熟成肉(サムギョプサル)専門店「ヨプの王豚塩焼」を運営する株式会社YOPUは2026年7月13日、赤坂店の従業員が顧客のクレジットカード情報を故意に盗み取っていたとして、お詫びとお知らせを公表した。2024年7月1日から同年10月7日までの間に同店でカード決済を行った284名の情報が漏えいした可能性があり、一部のカードが不正利用された恐れもあるという。同社は当該従業員を解雇し、警察に刑事事件としての捜査を依頼している。
従業員がスキミング機器でカード情報を窃取
同社の発表によると、漏えいの原因は「ヨプの王豚塩焼 赤坂店」の従業員がクレジットカード情報をスキミングする機械を使用していたことだという。

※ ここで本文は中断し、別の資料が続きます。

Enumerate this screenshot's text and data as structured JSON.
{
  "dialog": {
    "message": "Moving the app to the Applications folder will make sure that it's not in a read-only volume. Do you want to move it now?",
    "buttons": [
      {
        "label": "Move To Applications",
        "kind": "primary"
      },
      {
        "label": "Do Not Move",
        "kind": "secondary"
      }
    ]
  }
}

スキミングとは、カードの磁気情報などを専用の機器で読み取り、不正にデータを複製・取得する手口で、読み取りは一瞬で完了するため、被害者がその場で気付くことはほとんどない。
漏えいした可能性のある情報は、カード名義人名、クレジットカード番号、有効期限、セキュリティコード(カード裏面などに記載された3~4桁の本人確認用の番号)の4項目。決済に必要な情報一式がそろっており、不正利用に直結しかねない内容だ。対象となるのは、2024年7月1日から10月7日の期間中に赤坂店でクレジットカード決済をした顧客284名としている。
発覚は2024年10月、公表まで約1年9カ月
経緯についても同社は説明している。2024年10月7日、一部のクレジットカード会社から、店舗利用客のカード情報に漏えいの懸念があるとの連絡を受け、翌8日には警視庁赤坂警察署に報告して捜査を依頼した。調査の結果、漏えいは当該従業員の故意によるものと判明し、同社は2024年10月9日に従業員を解雇するとともに、個人情報保護委員会へ速報を提出したという。

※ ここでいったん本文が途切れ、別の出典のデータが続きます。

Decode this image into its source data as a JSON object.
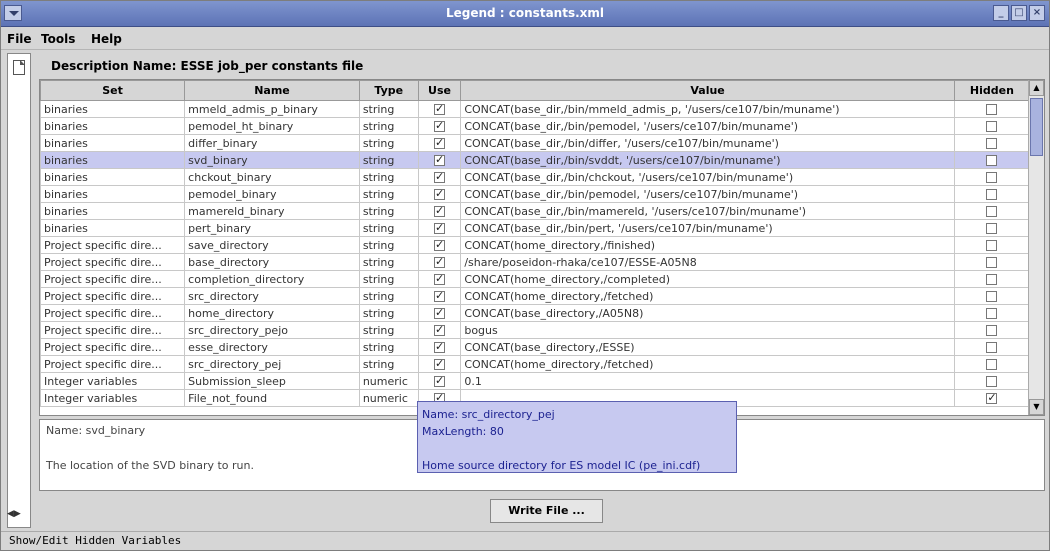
{
  "window": {
    "title": "Legend : constants.xml"
  },
  "menu": {
    "file": "File",
    "tools": "Tools",
    "help": "Help"
  },
  "description_label": "Description Name: ESSE job_per constants file",
  "table": {
    "columns": [
      "Set",
      "Name",
      "Type",
      "Use",
      "Value",
      "Hidden"
    ],
    "rows": [
      {
        "set": "binaries",
        "name": "mmeld_admis_p_binary",
        "type": "string",
        "use": true,
        "value": "CONCAT(base_dir,/bin/mmeld_admis_p, '/users/ce107/bin/muname')",
        "hidden": false
      },
      {
        "set": "binaries",
        "name": "pemodel_ht_binary",
        "type": "string",
        "use": true,
        "value": "CONCAT(base_dir,/bin/pemodel, '/users/ce107/bin/muname')",
        "hidden": false
      },
      {
        "set": "binaries",
        "name": "differ_binary",
        "type": "string",
        "use": true,
        "value": "CONCAT(base_dir,/bin/differ, '/users/ce107/bin/muname')",
        "hidden": false
      },
      {
        "set": "binaries",
        "name": "svd_binary",
        "type": "string",
        "use": true,
        "value": "CONCAT(base_dir,/bin/svddt, '/users/ce107/bin/muname')",
        "hidden": false,
        "selected": true
      },
      {
        "set": "binaries",
        "name": "chckout_binary",
        "type": "string",
        "use": true,
        "value": "CONCAT(base_dir,/bin/chckout, '/users/ce107/bin/muname')",
        "hidden": false
      },
      {
        "set": "binaries",
        "name": "pemodel_binary",
        "type": "string",
        "use": true,
        "value": "CONCAT(base_dir,/bin/pemodel, '/users/ce107/bin/muname')",
        "hidden": false
      },
      {
        "set": "binaries",
        "name": "mamereld_binary",
        "type": "string",
        "use": true,
        "value": "CONCAT(base_dir,/bin/mamereld, '/users/ce107/bin/muname')",
        "hidden": false
      },
      {
        "set": "binaries",
        "name": "pert_binary",
        "type": "string",
        "use": true,
        "value": "CONCAT(base_dir,/bin/pert, '/users/ce107/bin/muname')",
        "hidden": false
      },
      {
        "set": "Project specific dire...",
        "name": "save_directory",
        "type": "string",
        "use": true,
        "value": "CONCAT(home_directory,/finished)",
        "hidden": false
      },
      {
        "set": "Project specific dire...",
        "name": "base_directory",
        "type": "string",
        "use": true,
        "value": "/share/poseidon-rhaka/ce107/ESSE-A05N8",
        "hidden": false
      },
      {
        "set": "Project specific dire...",
        "name": "completion_directory",
        "type": "string",
        "use": true,
        "value": "CONCAT(home_directory,/completed)",
        "hidden": false
      },
      {
        "set": "Project specific dire...",
        "name": "src_directory",
        "type": "string",
        "use": true,
        "value": "CONCAT(home_directory,/fetched)",
        "hidden": false
      },
      {
        "set": "Project specific dire...",
        "name": "home_directory",
        "type": "string",
        "use": true,
        "value": "CONCAT(base_directory,/A05N8)",
        "hidden": false
      },
      {
        "set": "Project specific dire...",
        "name": "src_directory_pejo",
        "type": "string",
        "use": true,
        "value": "bogus",
        "hidden": false
      },
      {
        "set": "Project specific dire...",
        "name": "esse_directory",
        "type": "string",
        "use": true,
        "value": "CONCAT(base_directory,/ESSE)",
        "hidden": false
      },
      {
        "set": "Project specific dire...",
        "name": "src_directory_pej",
        "type": "string",
        "use": true,
        "value": "CONCAT(home_directory,/fetched)",
        "hidden": false
      },
      {
        "set": "Integer variables",
        "name": "Submission_sleep",
        "type": "numeric",
        "use": true,
        "value": "0.1",
        "hidden": false
      },
      {
        "set": "Integer variables",
        "name": "File_not_found",
        "type": "numeric",
        "use": true,
        "value": "",
        "hidden": true
      }
    ]
  },
  "tooltip": {
    "line1": "Name: src_directory_pej",
    "line2": "MaxLength: 80",
    "line3": "Home source directory for ES model IC (pe_ini.cdf)"
  },
  "info": {
    "name_line": "Name: svd_binary",
    "desc_line": "The location of the SVD binary to run."
  },
  "write_button": "Write File ...",
  "status": "Show/Edit Hidden Variables",
  "colors": {
    "selection": "#c7c9f0",
    "titlebar": "#6f85c4"
  }
}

一方で、一般への公表は2026年7月13日となり、発覚から約1年9カ月を要した。この点について同社は「不確定な情報の公開はいたずらに混乱を招き、お客様へのご迷惑を最小限に食い止める対応及び準備を整えてからの告知が不可欠であると判断し、発表は警察への調査依頼後、およびカード会社との連携を待ってから行うことに致しました」と釈明し、時間を要したことを重ねて謝罪している。
公表を受けて、カード発行会社側も動いている。UCカードは2026年7月16日、本件に起因する不審な売上の有無を確認中であるとして、過去に同店を利用したカード会員に利用明細の確認を呼びかける告知を出した。
会社の対応と利用者への呼びかけ
同社はクレジットカード会社と連携し、漏えいした可能性のあるカードによる取引のモニタリングを継続して実施しているとし、カードの再発行手数料は同社が負担すると表明した。再発防止策としては、各店舗の店長会議で、カード決済時にカードを預からず、必ず顧客自身に決済端末へ差し込んでもらうよう注意喚起・教育を行ったほか、セキュリティ対策と監視体制の強化を進めるとしている。

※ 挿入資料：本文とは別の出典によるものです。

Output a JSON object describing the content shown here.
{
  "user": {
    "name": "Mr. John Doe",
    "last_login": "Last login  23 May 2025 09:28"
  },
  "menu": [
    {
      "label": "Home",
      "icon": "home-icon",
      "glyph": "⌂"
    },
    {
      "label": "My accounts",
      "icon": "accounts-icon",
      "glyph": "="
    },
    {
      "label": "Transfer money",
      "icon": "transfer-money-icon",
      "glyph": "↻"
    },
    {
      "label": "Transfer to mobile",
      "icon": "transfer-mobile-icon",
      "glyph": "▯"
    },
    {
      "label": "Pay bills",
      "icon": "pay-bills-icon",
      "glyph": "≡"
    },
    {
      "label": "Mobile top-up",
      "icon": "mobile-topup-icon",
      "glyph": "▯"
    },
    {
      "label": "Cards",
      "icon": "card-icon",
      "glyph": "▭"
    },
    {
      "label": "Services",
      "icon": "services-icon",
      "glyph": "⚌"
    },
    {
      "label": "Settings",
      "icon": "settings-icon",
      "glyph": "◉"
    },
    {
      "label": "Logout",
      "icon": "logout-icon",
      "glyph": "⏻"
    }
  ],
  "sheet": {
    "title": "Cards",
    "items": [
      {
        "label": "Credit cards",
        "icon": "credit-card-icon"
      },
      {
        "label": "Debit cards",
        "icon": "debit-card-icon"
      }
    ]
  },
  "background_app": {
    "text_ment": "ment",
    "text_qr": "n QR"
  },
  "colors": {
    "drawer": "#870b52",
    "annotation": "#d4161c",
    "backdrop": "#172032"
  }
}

対象期間中に赤坂店でカード決済をした利用者は、利用明細に身に覚えのない請求がないかを確認し、不審な履歴があればカード裏面に記載のカード発行会社へ連絡してほしい。
「店にカードを渡す」日常動作に潜む内部者リスク
今回の事案が示すのは、外部からのサイバー攻撃ではなく、店舗の従業員という内部者による情報窃取という脅威だ。セキュリティコードまで含めて読み取られており、システムの脆弱性対策や通信の暗号化では防げない。飲食店や小売店で日常的に行われてきた「店員にカードを手渡す」という動作そのものがリスクになり得る。
対策の方向性は、同社が再発防止策として掲げたとおり、カードを従業員の手に渡さない運用への転換だ。顧客自身が端末にカードを挿入・タッチする決済方式や、テーブル決済端末の導入は、内部者によるスキミングの機会を物理的に奪う。利用者側も、カードが視界の外に持ち去られる決済をできるだけ避け、明細を定期的に確認する習慣が自衛策となる。
また、発覚から公表までの期間の長さは、警察捜査との兼ね合いという事情があるにせよ、その間に対象顧客が自ら被害に気付く機会が限られていたことを意味する。インシデント公表のタイミングは、企業の信頼に直結する難しい経営判断であることも、本件は浮き彫りにしている。